WHO is the major policy holder in response to alcohol harm, although the recent involvement of the UN via its focus on the NCD epidemic and the establishment of the SDGs has provided an important cross cutting response to harmful use of alcohol. The WHO response, after a long period of no attention, was in the form of the global strategy to reduce the harmful use of alcohol, endorsed by the WHA in 2010. However, few resources were committed , the global strategy is a list of potential strategies not a binding treaty and little effective impact has been seen particularly in LMICs.
A key issue in the UN context has been the lack of adequate response to conflict of interest. The WHO Framework for Engagement with Non State Actors is silent on alcohol. Calls for a Framework Convention on Alcohol Control (FCAC), which would crucially include an equivalent clause to 5.3 of the Framework Convention on Tobacco Control (FCTC), that limits tobacco industry involvement, were common in the years prior to the global strategy. Such calls died away after the global strategy endorsement; they have, however, begun to surface again, from academics, civil society and middle-income countries in the WHA.
The model provided by the FCTC seems particularly well suited to alcohol; while there are substantial differences between tobacco and alcohol in terms of the nature of the harms and the likely preferred end game, the similarities in business practices are substantial. There is no level of alcohol use completely without risk and the much publicised benefits to cardiovascular health of alcohol are as irrelevant to a policy response aiming to reduce harm as are the health benefits of tobacco.
Crucially, there is a need for an international treaty to respond to cross border promotion of alcohol, especially potent in the digital media, and the trade and economic treaties which privilege the corporations. The drivers of harmful use of alcohol and tobacco are the same: oversupply, marketing and affordability and an FCAC would look very similar to the FCTC with some additional requirements to address intoxication effects, for example, licensed hours of sale and preventing traffic crash .
The TNACs have no global and limited national restraints on their activities. Their expansion into the emerging markets of middle-income countries and reliance for profits on harmful alcohol use presents a clear and urgent threat to global health. As they report to their shareholders, they are currently succeeding in mitigating threats to their sales by subverting the development and implementation of effective alcohol policy. A global response to prevent marketing, over supply, inappropriate affordability and industry interference in policy is urgently required.

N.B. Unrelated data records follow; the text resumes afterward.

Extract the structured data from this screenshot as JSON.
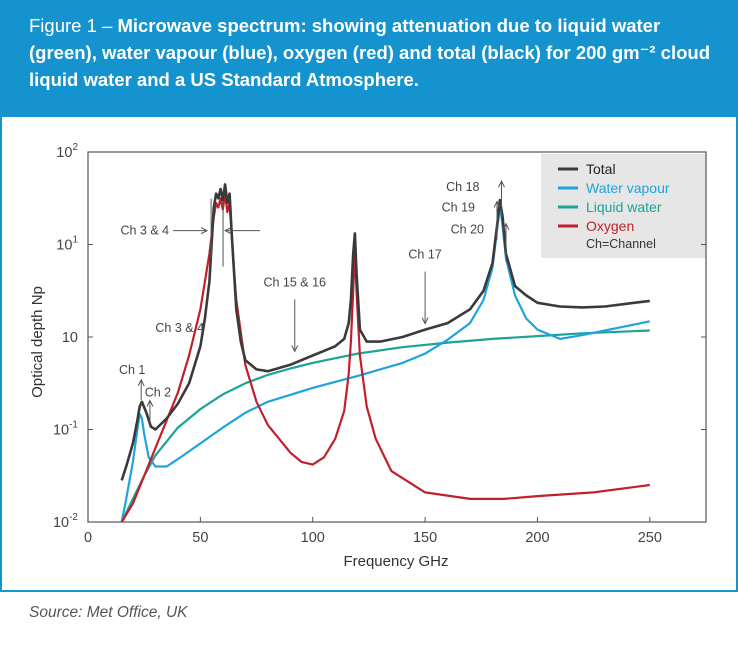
{
  "figure": {
    "label": "Figure 1 – ",
    "title": "Microwave spectrum: showing attenuation due to liquid water (green), water vapour (blue), oxygen (red) and total (black) for 200 gm⁻² cloud liquid water and a US Standard Atmosphere."
  },
  "source": "Source: Met Office, UK",
  "colors": {
    "total": "#3a3a3a",
    "water_vapour": "#1ea3dc",
    "liquid_water": "#1aa397",
    "oxygen": "#c0202c",
    "banner": "#1593cf"
  },
  "chart_data": {
    "type": "line",
    "xlabel": "Frequency GHz",
    "ylabel": "Optical depth Np",
    "xlim": [
      0,
      275
    ],
    "ylim": [
      -2,
      2
    ],
    "yscale": "log",
    "xticks": [
      0,
      50,
      100,
      150,
      200,
      250
    ],
    "yticks": [
      {
        "value": 2,
        "base": "10",
        "sup": "2"
      },
      {
        "value": 1,
        "base": "10",
        "sup": "1"
      },
      {
        "value": 0,
        "base": "10",
        "sup": ""
      },
      {
        "value": -1,
        "base": "10",
        "sup": "-1"
      },
      {
        "value": -2,
        "base": "10",
        "sup": "-2"
      }
    ],
    "series": [
      {
        "name": "Total",
        "color": "#3a3a3a",
        "x": [
          15,
          17,
          20,
          22,
          23,
          24,
          26,
          28,
          30,
          35,
          40,
          45,
          50,
          52,
          54,
          55,
          56,
          57,
          58,
          59,
          60,
          61,
          62,
          63,
          64,
          66,
          68,
          70,
          75,
          80,
          90,
          100,
          110,
          114,
          116,
          117,
          118,
          118.75,
          119.5,
          121,
          124,
          130,
          140,
          150,
          160,
          170,
          176,
          180,
          182,
          183.3,
          184.5,
          186,
          190,
          195,
          200,
          210,
          220,
          230,
          240,
          250
        ],
        "y": [
          -1.55,
          -1.4,
          -1.15,
          -0.9,
          -0.75,
          -0.7,
          -0.82,
          -0.97,
          -1.0,
          -0.88,
          -0.72,
          -0.5,
          -0.1,
          0.2,
          0.6,
          1.0,
          1.4,
          1.55,
          1.5,
          1.6,
          1.48,
          1.65,
          1.45,
          1.55,
          1.1,
          0.3,
          -0.05,
          -0.25,
          -0.35,
          -0.37,
          -0.3,
          -0.2,
          -0.1,
          -0.02,
          0.15,
          0.4,
          0.9,
          1.12,
          0.7,
          0.08,
          -0.05,
          -0.05,
          -0.0,
          0.08,
          0.15,
          0.3,
          0.5,
          0.8,
          1.2,
          1.48,
          1.3,
          0.9,
          0.55,
          0.45,
          0.37,
          0.33,
          0.32,
          0.33,
          0.36,
          0.39
        ]
      },
      {
        "name": "Water vapour",
        "color": "#1ea3dc",
        "x": [
          15,
          17,
          20,
          22,
          23,
          24,
          25,
          27,
          30,
          35,
          40,
          50,
          60,
          70,
          80,
          100,
          120,
          140,
          150,
          160,
          170,
          176,
          180,
          182,
          183.3,
          184.5,
          186,
          190,
          195,
          200,
          210,
          220,
          230,
          240,
          250
        ],
        "y": [
          -2.0,
          -1.75,
          -1.35,
          -1.0,
          -0.83,
          -0.88,
          -1.05,
          -1.3,
          -1.4,
          -1.4,
          -1.32,
          -1.15,
          -0.98,
          -0.82,
          -0.7,
          -0.55,
          -0.42,
          -0.28,
          -0.18,
          -0.03,
          0.15,
          0.4,
          0.75,
          1.15,
          1.42,
          1.2,
          0.85,
          0.45,
          0.2,
          0.08,
          -0.02,
          0.02,
          0.07,
          0.12,
          0.17
        ]
      },
      {
        "name": "Liquid water",
        "color": "#1aa397",
        "x": [
          15,
          20,
          25,
          30,
          40,
          50,
          60,
          70,
          80,
          90,
          100,
          120,
          140,
          160,
          180,
          200,
          220,
          250
        ],
        "y": [
          -2.0,
          -1.75,
          -1.5,
          -1.28,
          -0.98,
          -0.78,
          -0.62,
          -0.5,
          -0.41,
          -0.34,
          -0.28,
          -0.18,
          -0.11,
          -0.06,
          -0.02,
          0.01,
          0.04,
          0.07
        ]
      },
      {
        "name": "Oxygen",
        "color": "#c0202c",
        "x": [
          15,
          20,
          25,
          30,
          35,
          40,
          45,
          50,
          52,
          54,
          55,
          56,
          57,
          58,
          59,
          60,
          61,
          62,
          63,
          64,
          65,
          66,
          68,
          70,
          75,
          80,
          90,
          95,
          100,
          105,
          110,
          114,
          116,
          117,
          118,
          118.75,
          119.5,
          121,
          124,
          128,
          135,
          150,
          170,
          185,
          200,
          225,
          250
        ],
        "y": [
          -2.0,
          -1.8,
          -1.5,
          -1.2,
          -0.9,
          -0.6,
          -0.2,
          0.3,
          0.6,
          0.9,
          1.1,
          1.3,
          1.45,
          1.4,
          1.5,
          1.38,
          1.55,
          1.35,
          1.45,
          1.1,
          0.7,
          0.4,
          0.05,
          -0.3,
          -0.7,
          -0.95,
          -1.25,
          -1.35,
          -1.38,
          -1.3,
          -1.1,
          -0.8,
          -0.4,
          -0.05,
          0.5,
          0.95,
          0.5,
          -0.2,
          -0.75,
          -1.1,
          -1.45,
          -1.68,
          -1.75,
          -1.75,
          -1.72,
          -1.68,
          -1.6
        ]
      }
    ],
    "legend": {
      "position": "top-right",
      "items": [
        {
          "label": "Total",
          "color": "#3a3a3a"
        },
        {
          "label": "Water vapour",
          "color": "#1ea3dc"
        },
        {
          "label": "Liquid water",
          "color": "#1aa397"
        },
        {
          "label": "Oxygen",
          "color": "#c0202c"
        }
      ],
      "note": "Ch=Channel"
    },
    "annotations": [
      {
        "text": "Ch 3 & 4",
        "type": "arrow-pair",
        "x1": 53,
        "x2": 61,
        "y": 1.15
      },
      {
        "text": "Ch 3 & 4",
        "type": "label",
        "x": 30,
        "y": 0.1
      },
      {
        "text": "Ch 1",
        "type": "arrow-up",
        "x": 25,
        "y": -0.42
      },
      {
        "text": "Ch 2",
        "type": "arrow-up",
        "x": 28,
        "y": -0.6
      },
      {
        "text": "Ch 15 & 16",
        "type": "arrow-down",
        "x": 92,
        "y": 0.45
      },
      {
        "text": "Ch 17",
        "type": "arrow-down",
        "x": 150,
        "y": 0.75
      },
      {
        "text": "Ch 18",
        "type": "arrow-up",
        "x": 184,
        "y": 1.62
      },
      {
        "text": "Ch 19",
        "type": "arrow-up",
        "x": 182,
        "y": 1.4
      },
      {
        "text": "Ch 20",
        "type": "arrow-up",
        "x": 186,
        "y": 1.16
      }
    ]
  }
}
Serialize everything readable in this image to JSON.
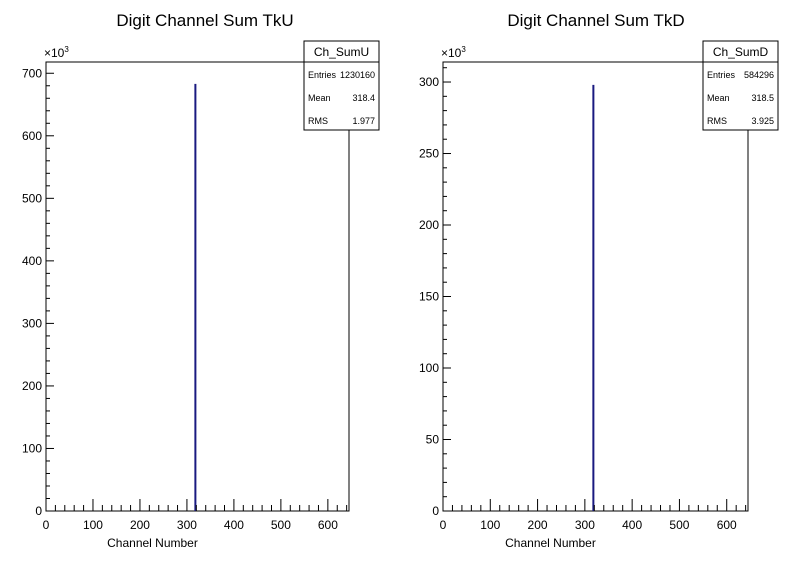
{
  "chart_data": [
    {
      "type": "bar",
      "title": "Digit Channel Sum TkU",
      "xlabel": "Channel Number",
      "ylabel": "",
      "y_multiplier_label": "×10",
      "y_multiplier_exp": "3",
      "xlim": [
        0,
        645
      ],
      "ylim": [
        0,
        718
      ],
      "xticks": [
        "0",
        "100",
        "200",
        "300",
        "400",
        "500",
        "600"
      ],
      "yticks": [
        "0",
        "100",
        "200",
        "300",
        "400",
        "500",
        "600",
        "700"
      ],
      "x_tick_values": [
        0,
        100,
        200,
        300,
        400,
        500,
        600
      ],
      "y_tick_values": [
        0,
        100,
        200,
        300,
        400,
        500,
        600,
        700
      ],
      "x_minor_step": 20,
      "y_minor_step": 20,
      "series": [
        {
          "x": [
            318
          ],
          "values": [
            683
          ]
        }
      ],
      "color": "#1a1a80",
      "stats": {
        "name": "Ch_SumU",
        "rows": [
          {
            "label": "Entries",
            "value": "1230160"
          },
          {
            "label": "Mean",
            "value": "318.4"
          },
          {
            "label": "RMS",
            "value": "1.977"
          }
        ]
      }
    },
    {
      "type": "bar",
      "title": "Digit Channel Sum TkD",
      "xlabel": "Channel Number",
      "ylabel": "",
      "y_multiplier_label": "×10",
      "y_multiplier_exp": "3",
      "xlim": [
        0,
        645
      ],
      "ylim": [
        0,
        314
      ],
      "xticks": [
        "0",
        "100",
        "200",
        "300",
        "400",
        "500",
        "600"
      ],
      "yticks": [
        "0",
        "50",
        "100",
        "150",
        "200",
        "250",
        "300"
      ],
      "x_tick_values": [
        0,
        100,
        200,
        300,
        400,
        500,
        600
      ],
      "y_tick_values": [
        0,
        50,
        100,
        150,
        200,
        250,
        300
      ],
      "x_minor_step": 20,
      "y_minor_step": 10,
      "series": [
        {
          "x": [
            318
          ],
          "values": [
            298
          ]
        }
      ],
      "color": "#1a1a80",
      "stats": {
        "name": "Ch_SumD",
        "rows": [
          {
            "label": "Entries",
            "value": "584296"
          },
          {
            "label": "Mean",
            "value": "318.5"
          },
          {
            "label": "RMS",
            "value": "3.925"
          }
        ]
      }
    }
  ]
}
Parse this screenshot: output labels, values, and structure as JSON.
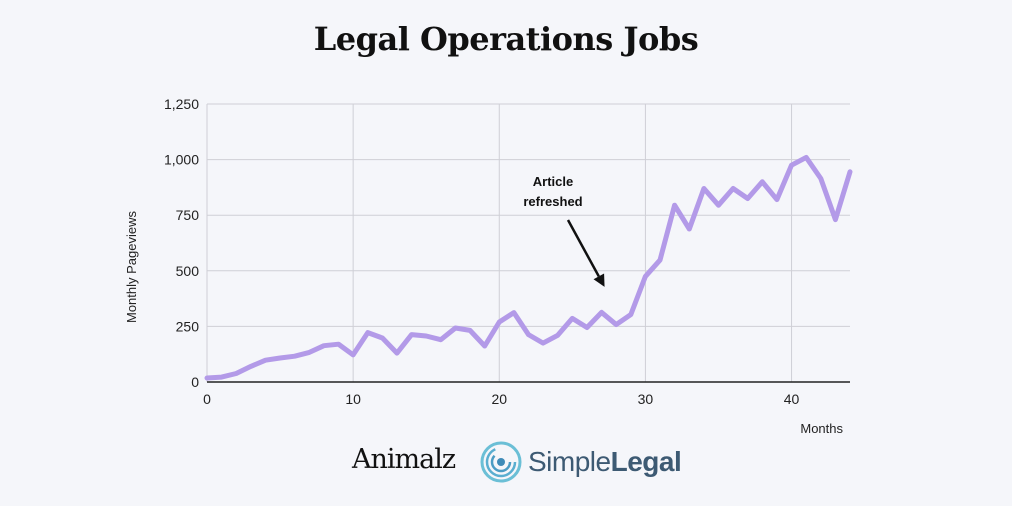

Whether the conditions that created the establishment of the FCTC, including a champion within the UN system, are likely to prevail in the current context is unclear. An FCAC is the TNACs’ worst nightmare and strong resistance from them and the member states which represent their interests is to be expected. However, the FCTC was once an unlikely aspiration and provides a valuable precedent for those concerned about the global health risk from the largely unregulated marketing and distribution of alcohol.